As a copy editor, I’ve come across countless instances where a writer struggles with English grammar agreement and disagreement. And honestly, it’s not surprising – the rules can seem confusing and convoluted. But mastering these rules is crucial to ensure that your writing is clear, concise and grammatically correct. In this article, I’ll break down the basics of agreement and disagreement in the English language.


Agreement in English grammar refers to the matching of two words in a sentence – usually a noun and a verb or a pronoun and an antecedent – to indicate that they belong together. The most common form of agreement occurs between a singular subject and a singular verb or a plural subject and a plural verb. For example, “He runs every morning” and “They run every morning.” In both cases, the verb “run” agrees with the subject.

However, agreement can get tricky when the subject and verb don’t match in number. For instance, when a singular subject is paired with a plural verb, such as in the sentence: “The group of friends are meeting at the park.” This should actually be “The group of friends is meeting at the park,” because “group” is the subject, and it is singular.

Another common mistake is using a plural pronoun to refer to a singular antecedent. For example, “Every student should carry their own backpack” should be “Every student should carry his or her own backpack” to match the singular antecedent.


Disagreement in English grammar occurs when words in a sentence don’t match up or are in conflict with each other. It commonly happens with pronouns and their antecedents, as well as with adjectives and nouns. For example, the sentence “The man with the black hat, he ran away” is incorrect because “he” is not needed since “man” already indicates a singular person.
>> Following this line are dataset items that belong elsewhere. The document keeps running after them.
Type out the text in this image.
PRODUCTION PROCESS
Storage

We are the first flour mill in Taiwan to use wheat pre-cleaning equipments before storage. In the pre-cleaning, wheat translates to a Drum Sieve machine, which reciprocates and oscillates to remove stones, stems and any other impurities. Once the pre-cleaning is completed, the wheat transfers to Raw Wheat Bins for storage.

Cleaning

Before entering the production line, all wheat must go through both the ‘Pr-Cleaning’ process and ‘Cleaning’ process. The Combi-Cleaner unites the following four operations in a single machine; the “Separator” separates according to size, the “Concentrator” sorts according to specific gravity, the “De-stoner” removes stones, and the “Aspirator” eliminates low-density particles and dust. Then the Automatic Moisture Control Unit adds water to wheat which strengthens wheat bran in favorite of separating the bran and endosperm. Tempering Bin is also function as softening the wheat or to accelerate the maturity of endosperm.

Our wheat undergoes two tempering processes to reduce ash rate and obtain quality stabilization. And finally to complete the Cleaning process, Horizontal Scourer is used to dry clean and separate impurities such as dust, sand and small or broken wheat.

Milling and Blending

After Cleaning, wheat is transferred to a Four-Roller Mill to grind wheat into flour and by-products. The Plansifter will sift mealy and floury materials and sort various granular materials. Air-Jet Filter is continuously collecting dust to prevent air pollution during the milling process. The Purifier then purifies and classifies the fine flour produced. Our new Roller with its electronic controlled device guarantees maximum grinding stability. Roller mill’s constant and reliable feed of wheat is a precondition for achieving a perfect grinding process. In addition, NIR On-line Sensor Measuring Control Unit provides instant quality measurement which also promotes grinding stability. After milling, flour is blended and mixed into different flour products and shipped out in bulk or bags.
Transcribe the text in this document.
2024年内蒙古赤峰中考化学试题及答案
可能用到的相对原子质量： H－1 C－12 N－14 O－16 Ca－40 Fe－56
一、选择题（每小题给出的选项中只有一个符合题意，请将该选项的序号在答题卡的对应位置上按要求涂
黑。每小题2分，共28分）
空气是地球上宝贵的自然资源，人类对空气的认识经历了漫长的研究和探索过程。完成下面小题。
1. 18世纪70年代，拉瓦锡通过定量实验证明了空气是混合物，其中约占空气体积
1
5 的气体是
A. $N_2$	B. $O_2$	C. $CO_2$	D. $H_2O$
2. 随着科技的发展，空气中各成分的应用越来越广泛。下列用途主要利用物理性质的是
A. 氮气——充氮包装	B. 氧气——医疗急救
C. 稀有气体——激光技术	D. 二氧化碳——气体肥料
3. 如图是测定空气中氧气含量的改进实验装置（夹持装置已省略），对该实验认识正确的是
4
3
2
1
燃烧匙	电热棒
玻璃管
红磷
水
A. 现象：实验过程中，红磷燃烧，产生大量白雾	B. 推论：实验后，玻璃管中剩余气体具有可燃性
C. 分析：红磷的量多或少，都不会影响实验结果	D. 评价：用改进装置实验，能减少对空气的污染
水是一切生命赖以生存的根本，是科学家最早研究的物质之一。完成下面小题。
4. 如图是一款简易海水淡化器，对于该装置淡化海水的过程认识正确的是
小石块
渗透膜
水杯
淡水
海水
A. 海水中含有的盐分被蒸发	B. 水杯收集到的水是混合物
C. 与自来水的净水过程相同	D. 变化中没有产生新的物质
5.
Another example of disagreement can be seen in the sentence: “The book on the shelf is old and new.” This is incorrect because “old” and “new” are opposites and cannot be used together to describe the same object.

Tips to improve your agreement and disagreement

1. Identify the subject and verb. Once you’ve determined who or what the subject is, check if the verb corresponds to it in number (singular or plural).

2. Match pronouns and antecedents. Make sure that the pronoun and antecedent (the word the pronoun is replacing) match in number and gender.

3. Check for consistency. Ensure that all elements in a sentence, such as adjectives and nouns, are consistent and don’t contradict each other.

4. Use a style guide. Reference a style guide, such as The Chicago Manual of Style, to ensure that your writing is following standard grammar rules.

In conclusion, mastering English grammar agreement and disagreement is essential to creating well-written content. By following the tips outlined here and practicing consistently, you’ll be well on your way to becoming a skilled writer.